Due to my ongoing love affair with This American Life (six years and counting!) I have read a huge number of books by TAL contributors. Everything by David Sedaris. Everything by Sarah Vowell. Everything by Dan Savage. Curtis Sittenfield. Mike Birbiglia. Anne Lammott. Sandra Tsing-Loh. Chuck Klosterman. I have read at least one book by each of them. I seek TAL-adjacent essays, podcasts, blogs, short stories, journalism, and movies whenever I can. I've seen at least six TAL speaking tour show things. Um, what was the point of this detour? Oh yeah, I was ready to love this book.

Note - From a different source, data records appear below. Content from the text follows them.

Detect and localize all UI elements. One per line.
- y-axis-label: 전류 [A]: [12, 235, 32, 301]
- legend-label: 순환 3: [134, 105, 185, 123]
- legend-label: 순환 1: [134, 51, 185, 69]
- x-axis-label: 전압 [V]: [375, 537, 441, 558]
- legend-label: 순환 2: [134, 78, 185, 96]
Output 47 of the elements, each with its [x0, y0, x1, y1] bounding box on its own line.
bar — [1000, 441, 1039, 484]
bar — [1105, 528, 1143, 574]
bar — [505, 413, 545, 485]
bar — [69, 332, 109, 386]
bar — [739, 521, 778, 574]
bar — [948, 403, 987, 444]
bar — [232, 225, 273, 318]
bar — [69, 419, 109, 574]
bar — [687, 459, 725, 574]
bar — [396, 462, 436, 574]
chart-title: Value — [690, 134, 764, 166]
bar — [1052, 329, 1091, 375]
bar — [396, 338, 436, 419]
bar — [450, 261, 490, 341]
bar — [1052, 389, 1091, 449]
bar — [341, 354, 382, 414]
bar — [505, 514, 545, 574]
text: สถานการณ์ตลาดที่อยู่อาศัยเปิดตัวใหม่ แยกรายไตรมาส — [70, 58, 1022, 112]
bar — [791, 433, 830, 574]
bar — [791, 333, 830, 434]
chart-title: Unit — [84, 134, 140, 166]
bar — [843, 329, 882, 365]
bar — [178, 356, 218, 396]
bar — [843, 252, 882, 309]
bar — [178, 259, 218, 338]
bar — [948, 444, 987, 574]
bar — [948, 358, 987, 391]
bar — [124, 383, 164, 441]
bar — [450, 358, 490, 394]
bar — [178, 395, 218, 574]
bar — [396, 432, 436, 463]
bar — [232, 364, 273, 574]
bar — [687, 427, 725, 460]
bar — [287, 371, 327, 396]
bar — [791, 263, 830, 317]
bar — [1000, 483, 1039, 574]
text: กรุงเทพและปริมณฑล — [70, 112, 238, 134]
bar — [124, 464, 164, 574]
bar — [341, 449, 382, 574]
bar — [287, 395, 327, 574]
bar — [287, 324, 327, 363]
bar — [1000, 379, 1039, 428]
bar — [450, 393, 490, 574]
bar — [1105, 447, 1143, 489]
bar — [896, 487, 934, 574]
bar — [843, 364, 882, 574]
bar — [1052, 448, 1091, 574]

And I did! David Rakoff is amusingly self-loathing. "Beloved by all and yet loved by none" might be one of the most savage (self) put-downs I've ever heard, and as a piece of personal insight, maybe up there with another Rakoff bon-mot I heard, live on tour in 2007, on his agreement, via the US citizenship pledge, to take up arms against the enemy: this is grass soup. If we get to the point where 45 year old asking-and-telling gay Canadian New York Jews are required to join the army, we are well beyond fucked. Might as well be a recipe for delicious grass soup during a famine.
(I would like to circle back here, and point out once again how completely awful Marieke Hardy is when in relief against a really funny, really revealing author)
This book makes me think I almost want therapy now, just to see if I have hidden depths. I bet I don't. I think I have hidden shallows. But I do have "issues", and hoping that I might one day be as wise and honest about myself as David Rakoff is in this book is a pretty high commendation.
Trying to read some fiction next, but I'm mostly in a "flicking though" stage. That's where I just read and re-read chapters from old faves, magazines, or various makeup, fashion and parenting guidebook type things I have lying around the house. But since I'm working on a project (this!) I'll try and snap out of it.